Have been put on some long-acting pain-meds to try to control pain cycle. Will report on that as I have chance to get used to it. Pallaitve care doc thinks long-acting drug may help faitgue a bit because I’ve been taking short-acting pain meds, so have lots of peaks and valleys throghout the day. We shall see.
So the most disturbing thing: when I pressed for a prognosis (and who among us can resist this), the onco said I have six months to a year. Of course this means he also predicts a fairly rapid decline, since I can’t expect to be all healthy and pain-free until month 12 when I kick it.
I guess the feedback I am looking for is this: like all of you, I obsessively read the little bit of Cholangio research that exists.
As far as I read, chemo remains successful (at any level) only about 19 or 20 percent of the time. Doc said I could get potentially gain time with the chemo (4 months to a year?) but I think the quality of life trade-off tends to make that “extra” time not so attractive.
I also wonder about the prognosis. Certainly it makes sense based on the statistics. Then again, the prognosis that said I’d be dead by Sept. 09 made sense too, but I beat it.

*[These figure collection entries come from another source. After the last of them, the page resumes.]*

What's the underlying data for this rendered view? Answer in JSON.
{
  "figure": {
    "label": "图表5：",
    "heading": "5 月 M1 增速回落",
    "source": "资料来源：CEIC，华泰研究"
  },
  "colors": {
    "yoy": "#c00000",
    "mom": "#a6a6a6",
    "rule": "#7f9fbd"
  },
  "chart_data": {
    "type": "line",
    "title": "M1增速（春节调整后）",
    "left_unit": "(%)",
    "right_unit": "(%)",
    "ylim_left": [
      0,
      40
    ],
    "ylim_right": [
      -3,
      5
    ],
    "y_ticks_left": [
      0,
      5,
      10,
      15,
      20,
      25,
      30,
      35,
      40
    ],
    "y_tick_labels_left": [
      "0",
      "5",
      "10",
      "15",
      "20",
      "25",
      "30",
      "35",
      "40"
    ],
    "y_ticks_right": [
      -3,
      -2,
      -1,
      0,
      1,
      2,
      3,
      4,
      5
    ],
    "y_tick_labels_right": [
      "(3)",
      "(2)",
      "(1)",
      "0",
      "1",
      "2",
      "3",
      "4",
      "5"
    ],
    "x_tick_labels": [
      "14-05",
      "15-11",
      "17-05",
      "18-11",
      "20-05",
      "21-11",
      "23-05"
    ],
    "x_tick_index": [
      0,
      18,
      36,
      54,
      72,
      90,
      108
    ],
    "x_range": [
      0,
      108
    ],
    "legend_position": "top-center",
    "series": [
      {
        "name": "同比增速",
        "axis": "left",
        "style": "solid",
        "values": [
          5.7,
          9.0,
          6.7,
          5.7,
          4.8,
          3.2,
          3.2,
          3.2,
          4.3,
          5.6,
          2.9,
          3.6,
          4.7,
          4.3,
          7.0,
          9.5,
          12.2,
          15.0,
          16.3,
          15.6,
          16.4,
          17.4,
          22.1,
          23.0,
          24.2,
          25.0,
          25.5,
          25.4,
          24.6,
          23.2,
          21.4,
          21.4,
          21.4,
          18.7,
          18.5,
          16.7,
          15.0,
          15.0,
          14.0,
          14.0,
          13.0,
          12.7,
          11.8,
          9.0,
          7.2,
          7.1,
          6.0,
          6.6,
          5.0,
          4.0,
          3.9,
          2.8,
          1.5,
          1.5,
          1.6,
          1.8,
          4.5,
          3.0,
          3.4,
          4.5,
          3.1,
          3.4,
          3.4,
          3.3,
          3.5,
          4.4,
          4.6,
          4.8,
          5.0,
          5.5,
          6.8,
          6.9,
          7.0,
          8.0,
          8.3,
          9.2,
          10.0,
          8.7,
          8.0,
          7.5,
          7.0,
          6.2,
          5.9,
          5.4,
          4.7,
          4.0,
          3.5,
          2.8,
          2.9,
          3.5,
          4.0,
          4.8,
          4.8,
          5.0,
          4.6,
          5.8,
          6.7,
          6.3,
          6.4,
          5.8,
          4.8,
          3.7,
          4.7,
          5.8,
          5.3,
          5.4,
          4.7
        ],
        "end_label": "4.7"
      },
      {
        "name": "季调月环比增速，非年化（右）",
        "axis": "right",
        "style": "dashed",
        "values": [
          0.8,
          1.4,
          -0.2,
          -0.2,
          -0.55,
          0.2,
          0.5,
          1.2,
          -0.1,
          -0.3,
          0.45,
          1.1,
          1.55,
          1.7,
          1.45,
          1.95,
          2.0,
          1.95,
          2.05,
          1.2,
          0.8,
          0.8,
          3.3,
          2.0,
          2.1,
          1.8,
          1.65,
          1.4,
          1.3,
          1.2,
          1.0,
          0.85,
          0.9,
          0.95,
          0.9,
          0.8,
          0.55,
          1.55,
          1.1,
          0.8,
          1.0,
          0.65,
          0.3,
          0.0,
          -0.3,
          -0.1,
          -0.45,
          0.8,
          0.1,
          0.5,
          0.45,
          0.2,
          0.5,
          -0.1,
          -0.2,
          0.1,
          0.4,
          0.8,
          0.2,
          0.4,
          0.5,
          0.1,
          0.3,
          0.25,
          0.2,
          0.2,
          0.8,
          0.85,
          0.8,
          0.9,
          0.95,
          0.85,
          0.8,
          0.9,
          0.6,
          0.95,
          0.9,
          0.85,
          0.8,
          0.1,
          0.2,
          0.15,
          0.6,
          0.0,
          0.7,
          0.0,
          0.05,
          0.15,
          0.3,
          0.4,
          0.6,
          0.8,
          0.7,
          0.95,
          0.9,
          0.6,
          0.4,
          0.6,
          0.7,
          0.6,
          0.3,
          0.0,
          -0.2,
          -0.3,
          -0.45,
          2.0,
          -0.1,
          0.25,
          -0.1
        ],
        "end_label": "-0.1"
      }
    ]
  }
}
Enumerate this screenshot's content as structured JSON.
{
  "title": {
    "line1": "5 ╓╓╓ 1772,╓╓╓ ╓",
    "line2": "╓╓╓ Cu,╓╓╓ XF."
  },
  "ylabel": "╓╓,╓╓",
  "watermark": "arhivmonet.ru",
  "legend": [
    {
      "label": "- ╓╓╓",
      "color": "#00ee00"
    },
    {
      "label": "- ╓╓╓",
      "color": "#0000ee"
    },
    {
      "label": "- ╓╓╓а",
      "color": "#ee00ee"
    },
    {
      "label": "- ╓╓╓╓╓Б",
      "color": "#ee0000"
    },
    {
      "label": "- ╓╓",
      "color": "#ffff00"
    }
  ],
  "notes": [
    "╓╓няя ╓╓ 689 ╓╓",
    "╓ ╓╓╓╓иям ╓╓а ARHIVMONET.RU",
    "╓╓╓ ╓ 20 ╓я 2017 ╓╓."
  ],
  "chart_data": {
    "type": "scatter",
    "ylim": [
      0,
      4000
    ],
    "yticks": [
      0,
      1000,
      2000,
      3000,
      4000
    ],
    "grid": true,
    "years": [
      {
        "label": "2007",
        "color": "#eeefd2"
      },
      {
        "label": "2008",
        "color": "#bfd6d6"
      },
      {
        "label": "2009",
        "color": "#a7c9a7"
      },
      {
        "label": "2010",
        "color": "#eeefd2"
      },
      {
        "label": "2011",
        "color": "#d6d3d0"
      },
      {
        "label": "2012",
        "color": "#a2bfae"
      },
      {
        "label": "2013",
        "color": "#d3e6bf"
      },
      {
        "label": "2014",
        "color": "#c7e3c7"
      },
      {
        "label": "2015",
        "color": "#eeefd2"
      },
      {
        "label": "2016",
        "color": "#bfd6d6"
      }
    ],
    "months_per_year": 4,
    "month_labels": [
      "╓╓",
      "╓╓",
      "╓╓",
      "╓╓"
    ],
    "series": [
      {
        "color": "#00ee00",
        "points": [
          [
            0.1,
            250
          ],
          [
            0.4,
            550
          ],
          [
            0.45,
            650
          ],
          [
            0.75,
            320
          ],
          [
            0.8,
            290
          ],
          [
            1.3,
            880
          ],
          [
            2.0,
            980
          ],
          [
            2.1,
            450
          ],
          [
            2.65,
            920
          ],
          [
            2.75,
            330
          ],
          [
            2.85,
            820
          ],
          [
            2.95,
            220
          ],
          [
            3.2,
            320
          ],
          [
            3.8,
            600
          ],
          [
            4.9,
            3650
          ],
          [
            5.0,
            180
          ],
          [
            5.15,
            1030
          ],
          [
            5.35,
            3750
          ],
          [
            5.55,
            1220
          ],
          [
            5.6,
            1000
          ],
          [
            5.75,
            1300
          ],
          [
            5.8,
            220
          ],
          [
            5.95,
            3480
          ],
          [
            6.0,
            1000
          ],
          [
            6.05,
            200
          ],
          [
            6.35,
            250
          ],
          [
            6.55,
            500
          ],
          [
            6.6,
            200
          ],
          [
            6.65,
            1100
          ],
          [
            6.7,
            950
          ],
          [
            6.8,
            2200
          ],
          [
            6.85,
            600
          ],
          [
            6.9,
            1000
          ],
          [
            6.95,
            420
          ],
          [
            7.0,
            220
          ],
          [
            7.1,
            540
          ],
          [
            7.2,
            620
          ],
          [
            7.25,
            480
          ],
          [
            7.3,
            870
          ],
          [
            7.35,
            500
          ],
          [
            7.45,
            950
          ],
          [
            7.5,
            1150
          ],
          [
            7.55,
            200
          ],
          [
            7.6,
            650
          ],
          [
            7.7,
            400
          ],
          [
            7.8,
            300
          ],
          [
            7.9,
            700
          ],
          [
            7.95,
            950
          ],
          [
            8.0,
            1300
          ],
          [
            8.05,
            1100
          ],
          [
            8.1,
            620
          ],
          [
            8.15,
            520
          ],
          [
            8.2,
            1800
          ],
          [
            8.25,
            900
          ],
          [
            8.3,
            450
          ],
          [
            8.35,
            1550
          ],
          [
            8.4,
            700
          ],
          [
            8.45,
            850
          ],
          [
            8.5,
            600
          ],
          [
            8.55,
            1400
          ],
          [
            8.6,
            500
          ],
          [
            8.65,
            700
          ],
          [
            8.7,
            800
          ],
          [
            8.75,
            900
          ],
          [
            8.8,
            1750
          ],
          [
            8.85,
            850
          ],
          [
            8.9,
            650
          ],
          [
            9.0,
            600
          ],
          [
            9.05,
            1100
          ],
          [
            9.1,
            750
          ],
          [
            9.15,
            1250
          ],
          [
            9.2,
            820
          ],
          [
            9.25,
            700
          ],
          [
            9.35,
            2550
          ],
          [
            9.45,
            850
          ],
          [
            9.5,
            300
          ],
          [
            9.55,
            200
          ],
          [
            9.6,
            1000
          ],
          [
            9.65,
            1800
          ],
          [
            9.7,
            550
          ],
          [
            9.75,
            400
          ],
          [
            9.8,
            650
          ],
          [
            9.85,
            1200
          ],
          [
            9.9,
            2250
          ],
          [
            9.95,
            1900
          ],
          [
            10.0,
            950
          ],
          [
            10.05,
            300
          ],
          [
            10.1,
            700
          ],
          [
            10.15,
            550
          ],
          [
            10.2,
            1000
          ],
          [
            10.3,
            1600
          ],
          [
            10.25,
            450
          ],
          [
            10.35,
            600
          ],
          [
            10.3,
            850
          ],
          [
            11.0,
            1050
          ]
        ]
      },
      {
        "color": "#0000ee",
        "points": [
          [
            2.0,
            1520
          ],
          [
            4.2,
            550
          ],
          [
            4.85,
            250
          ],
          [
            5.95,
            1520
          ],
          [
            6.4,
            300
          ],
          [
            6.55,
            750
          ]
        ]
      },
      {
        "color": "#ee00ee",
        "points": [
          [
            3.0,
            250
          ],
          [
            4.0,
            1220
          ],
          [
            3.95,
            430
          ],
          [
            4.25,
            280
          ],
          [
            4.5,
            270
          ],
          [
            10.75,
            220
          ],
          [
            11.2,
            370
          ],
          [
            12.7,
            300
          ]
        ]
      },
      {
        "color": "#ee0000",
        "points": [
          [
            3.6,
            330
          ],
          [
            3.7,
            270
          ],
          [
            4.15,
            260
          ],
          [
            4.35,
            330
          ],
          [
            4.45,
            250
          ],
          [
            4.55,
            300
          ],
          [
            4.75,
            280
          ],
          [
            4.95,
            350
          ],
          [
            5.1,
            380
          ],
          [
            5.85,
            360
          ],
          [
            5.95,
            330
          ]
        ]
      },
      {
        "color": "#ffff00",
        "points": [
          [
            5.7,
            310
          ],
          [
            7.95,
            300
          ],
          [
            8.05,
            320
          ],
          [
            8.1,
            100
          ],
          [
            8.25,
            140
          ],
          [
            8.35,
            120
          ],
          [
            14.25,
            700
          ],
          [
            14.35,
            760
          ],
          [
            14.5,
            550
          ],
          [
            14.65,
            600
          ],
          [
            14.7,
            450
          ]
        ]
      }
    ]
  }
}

We know that with this disease, prognosis is not solely tied to tumor size or even how rapidly the tumor(s) grow. In fact it is hard to say, as far as I can see, why some of us decline relatively quickly and some do not.
Has anyone else had similar circmstances or had similar circumstances with loved ones? Should I be regretting renewing my magazines for 2-years? Anybody think this one-year-or-less thing can be beat?
I know it can’t be beat forever. But Jeez. I’m only 45. I haven’t even figured out what I want to BE when I grow up.